The Pesquet’s parrot is a large parrot with a total length of approximately 46 cm (18 in) and a weight of 680–800 g (24–28 oz). Its plumage is black, with greyish scaling to the chest, and a red belly, uppertail coverts and wing-panels. The adult male has a red spot behind the eye, which is not seen in the adult female. Compared to most other parrots it appears unusually small-headed, in part due to the bare black facial skin and the relatively long, hooked bill.
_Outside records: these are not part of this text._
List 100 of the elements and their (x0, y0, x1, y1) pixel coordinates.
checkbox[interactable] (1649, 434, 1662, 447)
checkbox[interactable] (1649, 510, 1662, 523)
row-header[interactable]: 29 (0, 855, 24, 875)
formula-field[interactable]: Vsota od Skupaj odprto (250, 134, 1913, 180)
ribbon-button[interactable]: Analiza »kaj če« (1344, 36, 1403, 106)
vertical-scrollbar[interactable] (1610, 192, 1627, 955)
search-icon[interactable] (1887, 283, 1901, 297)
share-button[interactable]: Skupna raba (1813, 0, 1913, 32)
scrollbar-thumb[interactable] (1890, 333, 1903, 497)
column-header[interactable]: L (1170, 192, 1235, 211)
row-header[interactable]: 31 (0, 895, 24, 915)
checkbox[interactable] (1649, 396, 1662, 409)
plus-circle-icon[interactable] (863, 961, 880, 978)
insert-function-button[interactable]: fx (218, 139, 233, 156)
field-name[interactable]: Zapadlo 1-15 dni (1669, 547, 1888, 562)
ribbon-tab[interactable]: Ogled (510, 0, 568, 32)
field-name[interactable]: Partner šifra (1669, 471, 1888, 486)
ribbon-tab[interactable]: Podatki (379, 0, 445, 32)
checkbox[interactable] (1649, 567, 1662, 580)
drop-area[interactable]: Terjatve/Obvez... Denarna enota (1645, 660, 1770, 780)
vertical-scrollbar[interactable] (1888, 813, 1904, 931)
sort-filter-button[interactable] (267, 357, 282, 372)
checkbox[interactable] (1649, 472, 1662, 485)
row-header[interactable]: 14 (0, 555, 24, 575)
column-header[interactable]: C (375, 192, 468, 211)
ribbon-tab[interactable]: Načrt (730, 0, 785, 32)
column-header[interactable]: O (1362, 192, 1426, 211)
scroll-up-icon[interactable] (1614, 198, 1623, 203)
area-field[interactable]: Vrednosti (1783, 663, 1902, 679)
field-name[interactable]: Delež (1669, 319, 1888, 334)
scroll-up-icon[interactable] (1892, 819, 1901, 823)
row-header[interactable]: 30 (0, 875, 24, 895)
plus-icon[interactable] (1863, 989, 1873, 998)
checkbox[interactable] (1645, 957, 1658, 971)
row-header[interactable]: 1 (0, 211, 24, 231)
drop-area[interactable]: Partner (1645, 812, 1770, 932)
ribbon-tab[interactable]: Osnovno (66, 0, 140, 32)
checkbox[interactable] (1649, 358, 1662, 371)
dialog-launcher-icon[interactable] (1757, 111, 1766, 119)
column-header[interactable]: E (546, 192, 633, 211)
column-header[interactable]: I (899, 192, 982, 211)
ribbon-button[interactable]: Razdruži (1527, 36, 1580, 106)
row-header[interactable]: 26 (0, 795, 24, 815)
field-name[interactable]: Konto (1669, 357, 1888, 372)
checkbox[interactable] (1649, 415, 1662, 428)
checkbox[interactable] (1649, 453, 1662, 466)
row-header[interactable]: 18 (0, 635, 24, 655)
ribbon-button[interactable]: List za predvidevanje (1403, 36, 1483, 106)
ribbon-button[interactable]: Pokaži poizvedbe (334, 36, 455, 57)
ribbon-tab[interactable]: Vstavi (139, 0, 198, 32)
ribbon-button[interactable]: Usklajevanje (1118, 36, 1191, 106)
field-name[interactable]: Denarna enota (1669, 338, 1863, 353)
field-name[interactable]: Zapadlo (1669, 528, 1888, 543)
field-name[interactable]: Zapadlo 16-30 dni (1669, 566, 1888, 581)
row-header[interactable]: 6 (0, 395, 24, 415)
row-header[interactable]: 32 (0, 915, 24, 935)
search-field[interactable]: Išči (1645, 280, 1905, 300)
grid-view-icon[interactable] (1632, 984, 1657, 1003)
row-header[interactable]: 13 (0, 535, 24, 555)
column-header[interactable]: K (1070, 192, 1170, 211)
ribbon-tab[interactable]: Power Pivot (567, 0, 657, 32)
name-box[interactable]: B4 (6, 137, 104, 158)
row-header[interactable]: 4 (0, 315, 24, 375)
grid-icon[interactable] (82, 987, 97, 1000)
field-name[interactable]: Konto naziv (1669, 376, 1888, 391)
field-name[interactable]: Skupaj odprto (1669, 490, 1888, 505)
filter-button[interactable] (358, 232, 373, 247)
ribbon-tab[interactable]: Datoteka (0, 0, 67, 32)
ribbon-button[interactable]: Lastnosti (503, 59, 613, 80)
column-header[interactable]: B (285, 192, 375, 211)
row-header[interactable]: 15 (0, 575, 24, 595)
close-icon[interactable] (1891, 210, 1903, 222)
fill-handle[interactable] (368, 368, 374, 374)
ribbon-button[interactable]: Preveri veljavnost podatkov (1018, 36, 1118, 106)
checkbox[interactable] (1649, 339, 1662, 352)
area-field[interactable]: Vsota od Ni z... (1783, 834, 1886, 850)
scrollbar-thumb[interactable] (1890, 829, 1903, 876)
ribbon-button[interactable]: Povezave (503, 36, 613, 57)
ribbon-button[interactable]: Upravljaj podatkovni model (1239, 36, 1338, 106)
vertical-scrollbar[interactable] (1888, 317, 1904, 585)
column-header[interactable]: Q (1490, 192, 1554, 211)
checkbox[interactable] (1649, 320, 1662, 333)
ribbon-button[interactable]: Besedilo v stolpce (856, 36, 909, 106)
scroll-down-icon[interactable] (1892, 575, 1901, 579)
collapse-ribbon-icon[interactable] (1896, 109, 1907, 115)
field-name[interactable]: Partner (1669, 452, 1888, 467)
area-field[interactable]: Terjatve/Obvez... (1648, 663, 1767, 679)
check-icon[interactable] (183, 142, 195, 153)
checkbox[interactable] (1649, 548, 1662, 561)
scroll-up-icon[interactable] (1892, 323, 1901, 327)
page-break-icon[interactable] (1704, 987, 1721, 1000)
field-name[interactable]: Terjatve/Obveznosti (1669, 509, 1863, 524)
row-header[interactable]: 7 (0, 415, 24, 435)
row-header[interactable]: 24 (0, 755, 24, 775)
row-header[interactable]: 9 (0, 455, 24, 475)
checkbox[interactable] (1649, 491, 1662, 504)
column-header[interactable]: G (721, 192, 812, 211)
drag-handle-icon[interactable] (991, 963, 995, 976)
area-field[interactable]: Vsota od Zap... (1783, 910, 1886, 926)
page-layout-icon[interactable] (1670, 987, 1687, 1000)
The Pesquet’s parrot is considered a highly specialized frugivore, which feeds almost entirely on a few species of figs. Flowers and nectar have also been reported. Researchers believe that the bare part of the head is an adaptation which developed to avoid feather-matting from sticky fruits. Little is known about its breeding habits in the wild.
New Guinea is a large island separated by a shallow sea from the rest of the Australian continent. It is the world’s second-largest island, after Greenland, covering a land area of 785,753 km2 (303,381 sq mi), and the largest wholly or partly within the Southern Hemisphere and Oceania.
New Guinea has an immense biodiversity, containing between 5 and 10 percent of the total species on the planet. This percentage is about the same amount as that found in the United States or Australia. A high percentage of New Guinea’s species are endemic, and thousands are still unknown to science: probably well over 200,000 species of insect, between 11,000 and 20,000 plant species, and over 650 resident bird species.
In the period from 1998 to 2008, conservationists identified 1,060 new species in New Guinea, including 218 plants, 43 reptiles, 12 mammals, 580 invertebrates, 134 amphibians, 2 birds and 71 fish. New Guinea has 578 species of breeding birds, of which 324 species are endemic.